If you leave Los Angeles, Calif., on Interstate 10 and head east for about 40 miles, you’ll run into a quintessentially suburban phenomenon: the opening of a subdivision.
At one such development called College Park in Chino, Calif., the lawns are bright green, the D.J. is spinning classic rock and a lot of the conversations are in Mandarin. Among those looking for a house is Eddie Yung. He lives in China now, but he’s moving to California.
The number of Chinese buying homes in the U.S. has more than doubled since 2007, with most of those sales in Southern California. Some are buying for investment purposes — prices are positively cheap compared to the market in Beijing or Shanghai — and others are planning to start a life in the states.
Marketing to those Chinese buyers has meant learning about what customers want in a house’s design, says Mark Torres, a division president for Lennar Homes, the company that’s building the subdivision.
“We consider feng shui elements in all our designs,” Torres says. “Everything from the water-fire elements and making sure that we don’t have those types of conflicts [and] designing the entry of the homes to keep all that positive energy in the home.”
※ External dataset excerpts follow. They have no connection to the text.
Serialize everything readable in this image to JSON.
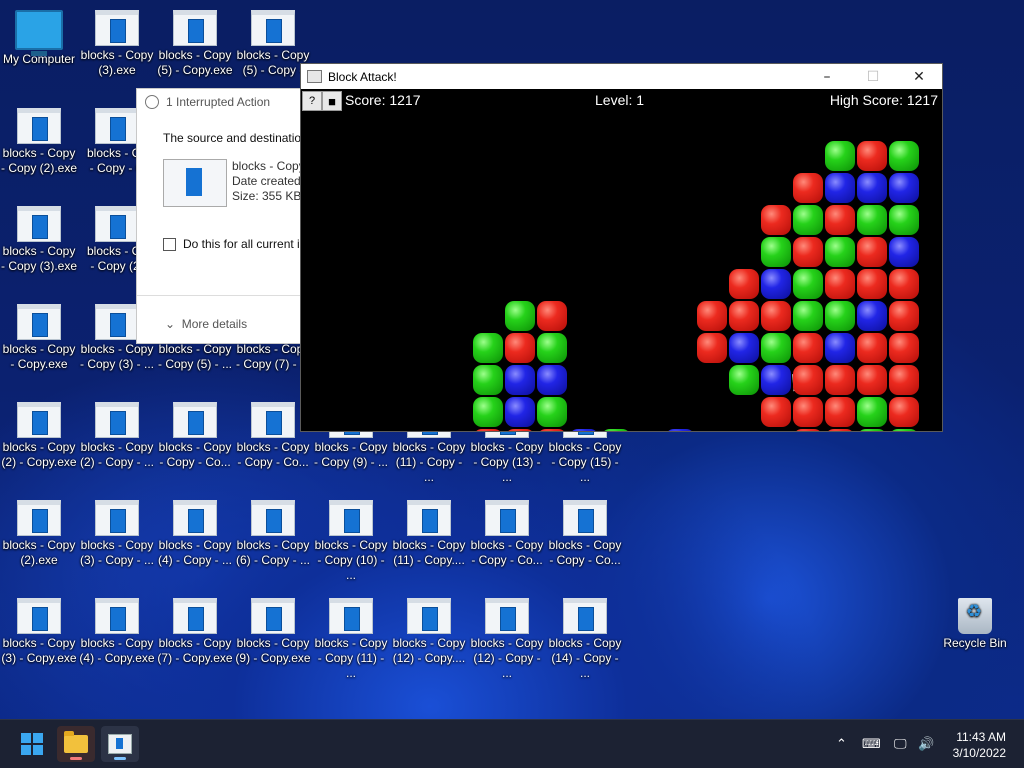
{
  "desktop": {
    "icons": [
      {
        "label": "My Computer",
        "type": "monitor"
      },
      {
        "label": "blocks - Copy\n(3).exe",
        "type": "exe"
      },
      {
        "label": "blocks - Copy\n(5) - Copy.exe",
        "type": "exe"
      },
      {
        "label": "blocks - Copy\n(5) - Copy -",
        "type": "exe"
      },
      {
        "label": "blocks - Copy\n- Copy (2).exe",
        "type": "exe"
      },
      {
        "label": "blocks - Co\n- Copy - C",
        "type": "exe"
      },
      {
        "label": "blocks - Copy\n- Copy (3).exe",
        "type": "exe"
      },
      {
        "label": "blocks - Co\n- Copy (2)",
        "type": "exe"
      },
      {
        "label": "blocks - Copy\n- Copy.exe",
        "type": "exe"
      },
      {
        "label": "blocks - Copy\n- Copy (3) - ...",
        "type": "exe"
      },
      {
        "label": "blocks - Copy\n- Copy (5) - ...",
        "type": "exe"
      },
      {
        "label": "blocks - Copy\n- Copy (7) - ...",
        "type": "exe"
      },
      {
        "label": "blocks - Copy\n(2) - Copy.exe",
        "type": "exe"
      },
      {
        "label": "blocks - Copy\n(2) - Copy - ...",
        "type": "exe"
      },
      {
        "label": "blocks - Copy\n- Copy - Co...",
        "type": "exe"
      },
      {
        "label": "blocks - Copy\n- Copy - Co...",
        "type": "exe"
      },
      {
        "label": "blocks - Copy\n- Copy (9) - ...",
        "type": "exe"
      },
      {
        "label": "blocks - Copy\n(11) - Copy - ...",
        "type": "exe"
      },
      {
        "label": "blocks - Copy\n- Copy (13) - ...",
        "type": "exe"
      },
      {
        "label": "blocks - Copy\n- Copy (15) - ...",
        "type": "exe"
      },
      {
        "label": "blocks - Copy\n(2).exe",
        "type": "exe"
      },
      {
        "label": "blocks - Copy\n(3) - Copy - ...",
        "type": "exe"
      },
      {
        "label": "blocks - Copy\n(4) - Copy - ...",
        "type": "exe"
      },
      {
        "label": "blocks - Copy\n(6) - Copy - ...",
        "type": "exe"
      },
      {
        "label": "blocks - Copy\n- Copy (10) - ...",
        "type": "exe"
      },
      {
        "label": "blocks - Copy\n(11) - Copy....",
        "type": "exe"
      },
      {
        "label": "blocks - Copy\n- Copy - Co...",
        "type": "exe"
      },
      {
        "label": "blocks - Copy\n- Copy - Co...",
        "type": "exe"
      },
      {
        "label": "blocks - Copy\n(3) - Copy.exe",
        "type": "exe"
      },
      {
        "label": "blocks - Copy\n(4) - Copy.exe",
        "type": "exe"
      },
      {
        "label": "blocks - Copy\n(7) - Copy.exe",
        "type": "exe"
      },
      {
        "label": "blocks - Copy\n(9) - Copy.exe",
        "type": "exe"
      },
      {
        "label": "blocks - Copy\n- Copy (11) - ...",
        "type": "exe"
      },
      {
        "label": "blocks - Copy\n(12) - Copy....",
        "type": "exe"
      },
      {
        "label": "blocks - Copy\n(12) - Copy - ...",
        "type": "exe"
      },
      {
        "label": "blocks - Copy\n(14) - Copy - ...",
        "type": "exe"
      },
      {
        "label": "Recycle Bin",
        "type": "bin"
      }
    ]
  },
  "dialog": {
    "title": "1 Interrupted Action",
    "message": "The source and destination",
    "file_name": "blocks - Copy",
    "date_label": "Date created:",
    "size": "Size: 355 KB",
    "checkbox_label": "Do this for all current it",
    "more_details": "More details"
  },
  "game_window": {
    "title": "Block Attack!",
    "minimize": "–",
    "maximize": "☐",
    "close": "✕",
    "help_button": "?",
    "stop_button": "■",
    "score": "Score: 1217",
    "level": "Level: 1",
    "high_score": "High Score: 1217",
    "board": [
      [
        "red",
        "red",
        "red",
        "blue",
        "green"
      ],
      [
        "green",
        "green",
        "green",
        "green",
        "red"
      ]
    ]
  },
  "taskbar": {
    "time": "11:43 AM",
    "date": "3/10/2022",
    "tray_icons": [
      "chevron-up-icon",
      "keyboard-icon",
      "network-icon",
      "volume-icon"
    ]
  }
}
Just a few miles from College Park is the town of Chino Hills, which Lisa Dutton calls home. But her house has feng shui problems. It’s had issues since she bought it from a Chinese seller 15 years ago.
“As he was moving out, he told us the reason he was moving was the house didn’t have good chi,” Dutton says. “We had no idea what chi was! Had no idea whatsoever. So, we bought the house.”
Dutton’s house had been on the market for 30 months, but she was getting nothing but lowball offers.
“At first I was offended because I thought, ‘Wow, my house is beautiful. What’s wrong? Why is someone just walking right out the door?’ ” she says.
Jessie Kim, a feng shui consultant, has the answer to those questions. Standing in the foyer of Dutton’s house, she points out the problem.
“When you open up the front door and then you have a stairway coming right at you, things like to go to the lowest point,” Kim says.
For a lot of Americans, a big fancy staircase is a status statement. But if you are into feng shui, Kim says that’s a non-starter.
“You don’t want all the energy that are upstairs being rushed out to the front door,” Kim explains. “You don’t want those things lining up.”
To help, she put a red rug below the stairs to channel the energy back up and installed a fountain in the lawn to balance the water element. She also added a big welcome mat outside the front of the door to invite in positive energy.
“It should be welcoming,” Kim says. “None of those, ‘Wipe your paws,’ or, ‘Don’t come in here,’ those funny doormat sayings. You don’t want to do that.”
With these changes, the offers started rolling in. Dutton says she’s just closed on a deal with a Chinese couple worth almost $100,000 more than her previous best offer.
Back at the grand opening of College Park, Eddie Yung is taking a break from walking through model homes and enjoying some complimentary lo mein. He’s looked around in other Los Angeles suburbs but he likes the house he saw here. In fact, he’s going to sign a deposit on one.
That was the fourth home sold at College Park before noon. When the chi is flowing in the right direction, the money will too.